News from the jit front
As usual, progress is going slower then predicted, but nevertheless, we're working hard to make some progress.
We recently managed to make our nice GCs cooperate with our JIT. This is one point from our detailed plan. As of now, we have a JIT with GCs and no optimizations. It already speeds up some things, while slowing down others. The main reason for this is that the JIT generates assembler which is kind of ok, but it does not do the same level of optimizations gcc would do.
So the current status of the JIT is that it can produce assembler out of executed python code (or any interpreter written in RPython actually), but the results are not high quality enough since we're missing optimizations.
The current plan, as of now, looks as follows:
- Improve the handling of GCs in JIT with inlining of malloc-fast paths, that should speed up things by a constant, not too big factor.

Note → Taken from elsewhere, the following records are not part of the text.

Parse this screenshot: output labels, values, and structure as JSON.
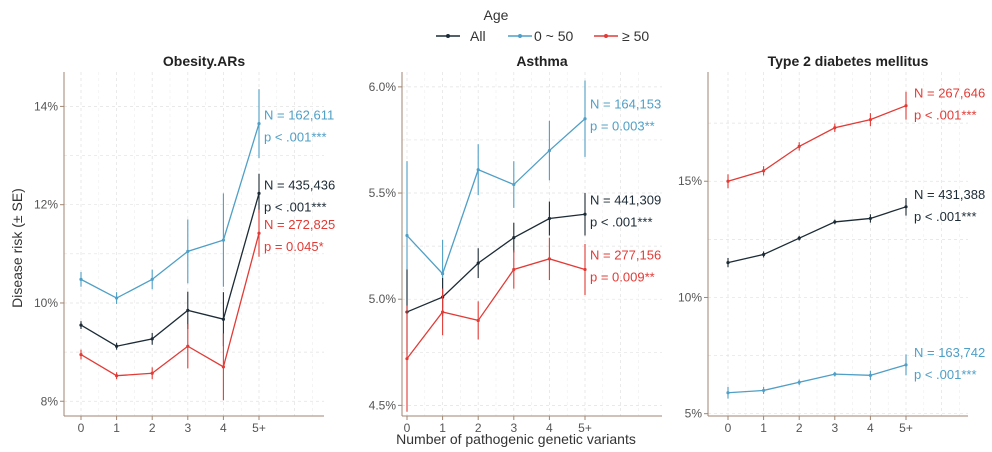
{
  "legend": {
    "title": "Age",
    "position": "top",
    "entries": [
      {
        "label": "All",
        "color": "#1c2b36"
      },
      {
        "label": "0 ~ 50",
        "color": "#4f9fc6"
      },
      {
        "label": "≥ 50",
        "color": "#e23b36"
      }
    ]
  },
  "shared_axes": {
    "xlabel": "Number of pathogenic genetic variants",
    "ylabel": "Disease risk (± SE)"
  },
  "chart_data": [
    {
      "type": "line",
      "title": "Obesity.ARs",
      "categories": [
        "0",
        "1",
        "2",
        "3",
        "4",
        "5+"
      ],
      "ylim": [
        7.7,
        14.7
      ],
      "yticks": [
        8,
        10,
        12,
        14
      ],
      "ytick_labels": [
        "8%",
        "10%",
        "12%",
        "14%"
      ],
      "grid": true,
      "series": [
        {
          "name": "0 ~ 50",
          "color": "#4f9fc6",
          "values": [
            10.48,
            10.1,
            10.48,
            11.05,
            11.28,
            13.65
          ],
          "se": [
            0.15,
            0.12,
            0.2,
            0.65,
            0.95,
            0.7
          ],
          "annotation": {
            "n": "N = 162,611",
            "p": "p < .001***"
          }
        },
        {
          "name": "All",
          "color": "#1c2b36",
          "values": [
            9.55,
            9.12,
            9.27,
            9.85,
            9.67,
            12.23
          ],
          "se": [
            0.08,
            0.07,
            0.12,
            0.38,
            0.55,
            0.4
          ],
          "annotation": {
            "n": "N = 435,436",
            "p": "p < .001***"
          }
        },
        {
          "name": "≥ 50",
          "color": "#e23b36",
          "values": [
            8.95,
            8.52,
            8.57,
            9.12,
            8.7,
            11.42
          ],
          "se": [
            0.1,
            0.07,
            0.12,
            0.45,
            0.68,
            0.48
          ],
          "annotation": {
            "n": "N = 272,825",
            "p": "p = 0.045*"
          }
        }
      ]
    },
    {
      "type": "line",
      "title": "Asthma",
      "categories": [
        "0",
        "1",
        "2",
        "3",
        "4",
        "5+"
      ],
      "ylim": [
        4.45,
        6.07
      ],
      "yticks": [
        4.5,
        5.0,
        5.5,
        6.0
      ],
      "ytick_labels": [
        "4.5%",
        "5.0%",
        "5.5%",
        "6.0%"
      ],
      "grid": true,
      "series": [
        {
          "name": "0 ~ 50",
          "color": "#4f9fc6",
          "values": [
            5.3,
            5.12,
            5.61,
            5.54,
            5.7,
            5.85
          ],
          "se": [
            0.35,
            0.16,
            0.12,
            0.11,
            0.14,
            0.18
          ],
          "annotation": {
            "n": "N = 164,153",
            "p": "p = 0.003**"
          }
        },
        {
          "name": "All",
          "color": "#1c2b36",
          "values": [
            4.94,
            5.01,
            5.17,
            5.29,
            5.38,
            5.4
          ],
          "se": [
            0.2,
            0.09,
            0.07,
            0.07,
            0.08,
            0.1
          ],
          "annotation": {
            "n": "N = 441,309",
            "p": "p < .001***"
          }
        },
        {
          "name": "≥ 50",
          "color": "#e23b36",
          "values": [
            4.72,
            4.94,
            4.9,
            5.14,
            5.19,
            5.14
          ],
          "se": [
            0.25,
            0.11,
            0.09,
            0.09,
            0.1,
            0.12
          ],
          "annotation": {
            "n": "N = 277,156",
            "p": "p = 0.009**"
          }
        }
      ]
    },
    {
      "type": "line",
      "title": "Type 2 diabetes mellitus",
      "categories": [
        "0",
        "1",
        "2",
        "3",
        "4",
        "5+"
      ],
      "ylim": [
        4.9,
        19.7
      ],
      "yticks": [
        5,
        10,
        15
      ],
      "ytick_labels": [
        "5%",
        "10%",
        "15%"
      ],
      "grid": true,
      "series": [
        {
          "name": "≥ 50",
          "color": "#e23b36",
          "values": [
            15.0,
            15.45,
            16.5,
            17.3,
            17.65,
            18.25
          ],
          "se": [
            0.3,
            0.2,
            0.18,
            0.18,
            0.28,
            0.6
          ],
          "annotation": {
            "n": "N = 267,646",
            "p": "p < .001***"
          }
        },
        {
          "name": "All",
          "color": "#1c2b36",
          "values": [
            11.5,
            11.85,
            12.55,
            13.25,
            13.4,
            13.9
          ],
          "se": [
            0.2,
            0.13,
            0.1,
            0.1,
            0.18,
            0.38
          ],
          "annotation": {
            "n": "N = 431,388",
            "p": "p < .001***"
          }
        },
        {
          "name": "0 ~ 50",
          "color": "#4f9fc6",
          "values": [
            5.9,
            6.0,
            6.35,
            6.7,
            6.65,
            7.1
          ],
          "se": [
            0.25,
            0.15,
            0.12,
            0.1,
            0.2,
            0.45
          ],
          "annotation": {
            "n": "N = 163,742",
            "p": "p < .001***"
          }
        }
      ]
    }
  ]
}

- Write a simplified python interpreter, which will be a base for experiments and to make sure that our JIT does correct things with regard to optimizations. That would work as mid-level integration test.

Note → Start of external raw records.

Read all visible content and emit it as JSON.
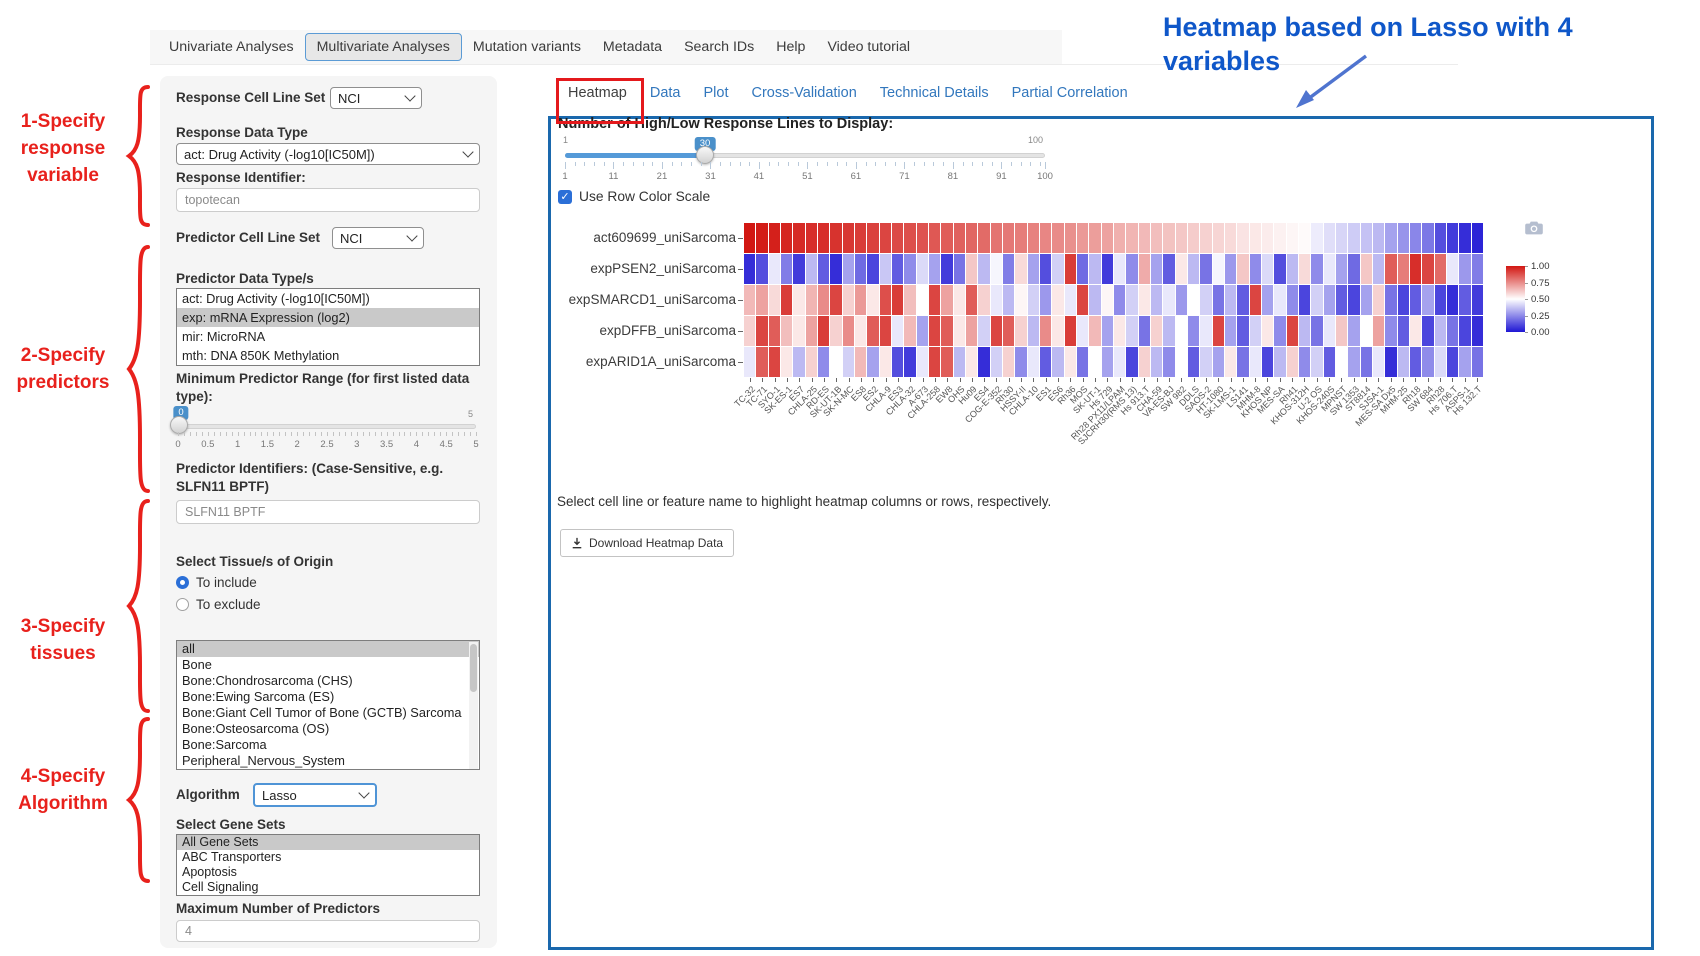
{
  "annotations": {
    "steps": [
      {
        "label": "1-Specify\nresponse\nvariable"
      },
      {
        "label": "2-Specify\npredictors"
      },
      {
        "label": "3-Specify\ntissues"
      },
      {
        "label": "4-Specify\nAlgorithm"
      }
    ],
    "callout": "Heatmap based on Lasso with 4 variables",
    "accent_red": "#e8211c",
    "accent_blue": "#0f57c9"
  },
  "nav": {
    "tabs": [
      "Univariate Analyses",
      "Multivariate Analyses",
      "Mutation variants",
      "Metadata",
      "Search IDs",
      "Help",
      "Video tutorial"
    ],
    "active_index": 1
  },
  "sidebar": {
    "response_cell_line_set": {
      "label": "Response Cell Line Set",
      "value": "NCI"
    },
    "response_data_type": {
      "label": "Response Data Type",
      "value": "act: Drug Activity (-log10[IC50M])"
    },
    "response_identifier": {
      "label": "Response Identifier:",
      "value": "topotecan"
    },
    "predictor_cell_line_set": {
      "label": "Predictor Cell Line Set",
      "value": "NCI"
    },
    "predictor_data_types": {
      "label": "Predictor Data Type/s",
      "options": [
        "act: Drug Activity (-log10[IC50M])",
        "exp: mRNA Expression (log2)",
        "mir: MicroRNA",
        "mth: DNA 850K Methylation"
      ],
      "selected_index": 1
    },
    "min_predictor_range": {
      "label": "Minimum Predictor Range (for first listed data type):",
      "min": 0,
      "max": 5,
      "value": "0",
      "max_label": "5",
      "tick_labels": [
        "0",
        "0.5",
        "1",
        "1.5",
        "2",
        "2.5",
        "3",
        "3.5",
        "4",
        "4.5",
        "5"
      ]
    },
    "predictor_identifiers": {
      "label": "Predictor Identifiers: (Case-Sensitive, e.g. SLFN11 BPTF)",
      "value": "SLFN11 BPTF"
    },
    "tissue": {
      "label": "Select Tissue/s of Origin",
      "radio_include": "To include",
      "radio_exclude": "To exclude",
      "include_selected": true,
      "options": [
        "all",
        "Bone",
        "Bone:Chondrosarcoma (CHS)",
        "Bone:Ewing Sarcoma (ES)",
        "Bone:Giant Cell Tumor of Bone (GCTB) Sarcoma",
        "Bone:Osteosarcoma (OS)",
        "Bone:Sarcoma",
        "Peripheral_Nervous_System"
      ],
      "selected_index": 0
    },
    "algorithm": {
      "label": "Algorithm",
      "value": "Lasso"
    },
    "gene_sets": {
      "label": "Select Gene Sets",
      "options": [
        "All Gene Sets",
        "ABC Transporters",
        "Apoptosis",
        "Cell Signaling"
      ],
      "selected_index": 0
    },
    "max_predictors": {
      "label": "Maximum Number of Predictors",
      "value": "4"
    }
  },
  "main": {
    "tabs": [
      "Heatmap",
      "Data",
      "Plot",
      "Cross-Validation",
      "Technical Details",
      "Partial Correlation"
    ],
    "active_tab_index": 0,
    "lines_slider": {
      "label": "Number of High/Low Response Lines to Display:",
      "min": 1,
      "max": 100,
      "value": "30",
      "min_label": "1",
      "max_label": "100",
      "tick_labels": [
        "1",
        "11",
        "21",
        "31",
        "41",
        "51",
        "61",
        "71",
        "81",
        "91",
        "100"
      ]
    },
    "row_color_checkbox": {
      "label": "Use Row Color Scale",
      "checked": true
    },
    "hint": "Select cell line or feature name to highlight heatmap columns or rows, respectively.",
    "download_button": "Download Heatmap Data"
  },
  "chart_data": {
    "type": "heatmap",
    "rows": [
      "act609699_uniSarcoma",
      "expPSEN2_uniSarcoma",
      "expSMARCD1_uniSarcoma",
      "expDFFB_uniSarcoma",
      "expARID1A_uniSarcoma"
    ],
    "columns": [
      "TC-32",
      "TC-71",
      "SYO-1",
      "SK-ES-1",
      "ES7",
      "CHLA-25",
      "RD-ES",
      "SK-UT-1B",
      "SK-N-MC",
      "ES8",
      "ES2",
      "CHLA-9",
      "ES3",
      "CHLA-32",
      "A-673",
      "CHLA-258",
      "EW8",
      "OHS",
      "Hu09",
      "ES4",
      "COG-E-352",
      "Rh30",
      "HSSY-II",
      "CHLA-10",
      "ES1",
      "ES6",
      "Rh36",
      "MOS",
      "SK-UT-1",
      "Hs 729",
      "Rh28 PX11/LPAM",
      "SJCRH30(RMS 13)",
      "Hs 913.T",
      "CHA-59",
      "VA-ES-BJ",
      "SW 982",
      "DDLS",
      "SAOS-2",
      "HT-1080",
      "SK-LMS-1",
      "LS141",
      "MHM-8",
      "KHOS NP",
      "MES-SA",
      "Rh41",
      "KHOS-312H",
      "U-2 OS",
      "KHOS-240S",
      "MPNST",
      "SW 1353",
      "ST8814",
      "SJSA-1",
      "MES-SA Dx5",
      "MHM-25",
      "Rh18",
      "SW 684",
      "Rh28",
      "Hs 706.T",
      "ASPS-1",
      "Hs 132.T"
    ],
    "values": [
      [
        1.0,
        0.99,
        0.98,
        0.97,
        0.96,
        0.95,
        0.95,
        0.94,
        0.93,
        0.92,
        0.91,
        0.9,
        0.89,
        0.88,
        0.87,
        0.86,
        0.85,
        0.84,
        0.83,
        0.82,
        0.8,
        0.79,
        0.78,
        0.77,
        0.76,
        0.75,
        0.74,
        0.72,
        0.71,
        0.7,
        0.67,
        0.66,
        0.65,
        0.64,
        0.63,
        0.62,
        0.61,
        0.6,
        0.59,
        0.58,
        0.56,
        0.55,
        0.54,
        0.53,
        0.52,
        0.51,
        0.46,
        0.43,
        0.41,
        0.39,
        0.37,
        0.35,
        0.3,
        0.27,
        0.24,
        0.21,
        0.12,
        0.08,
        0.05,
        0.03
      ],
      [
        0.05,
        0.12,
        0.45,
        0.22,
        0.08,
        0.35,
        0.15,
        0.05,
        0.3,
        0.18,
        0.1,
        0.38,
        0.15,
        0.25,
        0.42,
        0.3,
        0.08,
        0.2,
        0.62,
        0.35,
        0.48,
        0.22,
        0.58,
        0.3,
        0.12,
        0.4,
        0.92,
        0.18,
        0.35,
        0.08,
        0.45,
        0.25,
        0.68,
        0.3,
        0.15,
        0.55,
        0.35,
        0.2,
        0.48,
        0.28,
        0.62,
        0.25,
        0.42,
        0.12,
        0.35,
        0.58,
        0.25,
        0.45,
        0.3,
        0.18,
        0.62,
        0.35,
        0.85,
        0.78,
        0.95,
        0.9,
        0.82,
        0.45,
        0.28,
        0.22
      ],
      [
        0.65,
        0.7,
        0.58,
        0.92,
        0.55,
        0.66,
        0.75,
        0.9,
        0.6,
        0.72,
        0.55,
        0.88,
        0.92,
        0.64,
        0.5,
        0.9,
        0.7,
        0.55,
        0.85,
        0.6,
        0.45,
        0.35,
        0.52,
        0.4,
        0.28,
        0.55,
        0.45,
        0.9,
        0.35,
        0.52,
        0.25,
        0.4,
        0.55,
        0.35,
        0.45,
        0.28,
        0.5,
        0.4,
        0.2,
        0.35,
        0.15,
        0.9,
        0.3,
        0.45,
        0.25,
        0.1,
        0.4,
        0.3,
        0.15,
        0.1,
        0.3,
        0.6,
        0.2,
        0.1,
        0.15,
        0.3,
        0.1,
        0.05,
        0.15,
        0.08
      ],
      [
        0.6,
        0.9,
        0.85,
        0.64,
        0.55,
        0.7,
        0.92,
        0.6,
        0.75,
        0.55,
        0.85,
        0.9,
        0.45,
        0.65,
        0.3,
        0.9,
        0.85,
        0.55,
        0.7,
        0.4,
        0.9,
        0.85,
        0.6,
        0.35,
        0.75,
        0.55,
        0.92,
        0.45,
        0.65,
        0.3,
        0.55,
        0.4,
        0.2,
        0.6,
        0.35,
        0.5,
        0.25,
        0.45,
        0.9,
        0.3,
        0.15,
        0.4,
        0.55,
        0.25,
        0.9,
        0.35,
        0.2,
        0.45,
        0.62,
        0.3,
        0.5,
        0.7,
        0.25,
        0.15,
        0.55,
        0.1,
        0.35,
        0.2,
        0.1,
        0.05
      ],
      [
        0.45,
        0.85,
        0.9,
        0.55,
        0.35,
        0.6,
        0.25,
        0.5,
        0.4,
        0.65,
        0.3,
        0.55,
        0.12,
        0.08,
        0.45,
        0.9,
        0.85,
        0.35,
        0.55,
        0.05,
        0.4,
        0.6,
        0.25,
        0.45,
        0.15,
        0.35,
        0.55,
        0.2,
        0.5,
        0.3,
        0.45,
        0.1,
        0.6,
        0.35,
        0.25,
        0.5,
        0.15,
        0.4,
        0.3,
        0.55,
        0.2,
        0.45,
        0.1,
        0.35,
        0.6,
        0.25,
        0.4,
        0.15,
        0.5,
        0.3,
        0.2,
        0.45,
        0.05,
        0.35,
        0.15,
        0.25,
        0.42,
        0.1,
        0.3,
        0.2
      ]
    ],
    "colorscale": {
      "high_color_rgb": [
        210,
        23,
        18
      ],
      "mid_color": "#ffffff",
      "low_color_rgb": [
        30,
        22,
        212
      ],
      "ticks": [
        "1.00",
        "0.75",
        "0.50",
        "0.25",
        "0.00"
      ],
      "range": [
        0,
        1
      ],
      "legend_position": "right"
    }
  }
}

- Think about ways to inline loop-less python functions into their parent's loop.
- Get rid of frame overhead (by virtualizables)
- Measure, write benchmarks, publish
- Profit
fijal
Comments
nice to see the progresses on pypy jit!!
Do you expect to produce jit faster, then Unladen-Swallow's LLVM based ?
Thanks for all the hard work, guys. Keep it up!
ah, this jit business is so exciting!
I am not really shure how this plan relates to the roadmap that was presented in April.
How this plan relates: it does not. Fijal's style is to give the current idea of the plans. Don't believe him too much :-) This and April's plan need somehow to be added to each other, or something :-)
Unladen-Swallow's LLVM JIT is a very different beast: it compiles each Python function as a unit. You can only get a uniform bit of speedup this way (maybe 2-3x). By contrast, what we are doing gives a non-uniform speedup: like Psyco, we will probably obtain speedups between 2x and 100x depending on the use case.
(Of course the plan is to be faster than Psyco in the common case :-)
Armin: regarding Unladen-Swallow, does this approach prevent coming up later with a tracing jit? Or it could be done on top of it?
Sweet !! Good luck guys :)
No no no no, trust me :-)
The thing is that I'm trying to present "current plan"
as live as it can be. Which means we might change
our mind completely. But otherwise, the whole blog
would be mostly empty and boring...
Cheers,
fijal
Could you please, elaborate on the second point about a simplified python interpreter?
Also, wouldn't it be better to refactor the plan as follows?:
- Improve the handling of GCs in JIT with inlining of malloc-fast paths, that should speed up things by a constant, not too big factor.
- Measure, write benchmarks
- Write a simplified python interpreter, which will be a base for experiments and to make sure that our JIT does correct things with regard to optimizations. That would work as mid-level integration test.
- Think about ways to inline loop-less python functions into their parent's loop.
- Measure, publish benchmarks, RELEASE 1.2
- Get rid of frame overhead (by virtualizables)
- Measure, publish benchmarks
- Iterate...
Concerning current ideas vs April's roadmap: I understand that plans change and that's ok of course. But as April's roadmap isn't mentioned at all, I have no idea how the current ideas relate to the previous roadmap (like the current ideas replace the old road map or parts of it / they are additional ideas and the old roadmap is postponed / they are a detailing of (parts of) April's roadmap). Maybe that's obvious to people with better pypy-knowledge than me. I understand Armin's comment that they are additional ideas.
Keep up the good work!
Branko
What about threading? Will we have a GIL-less interpreter in the end (assuming the GCs support that)?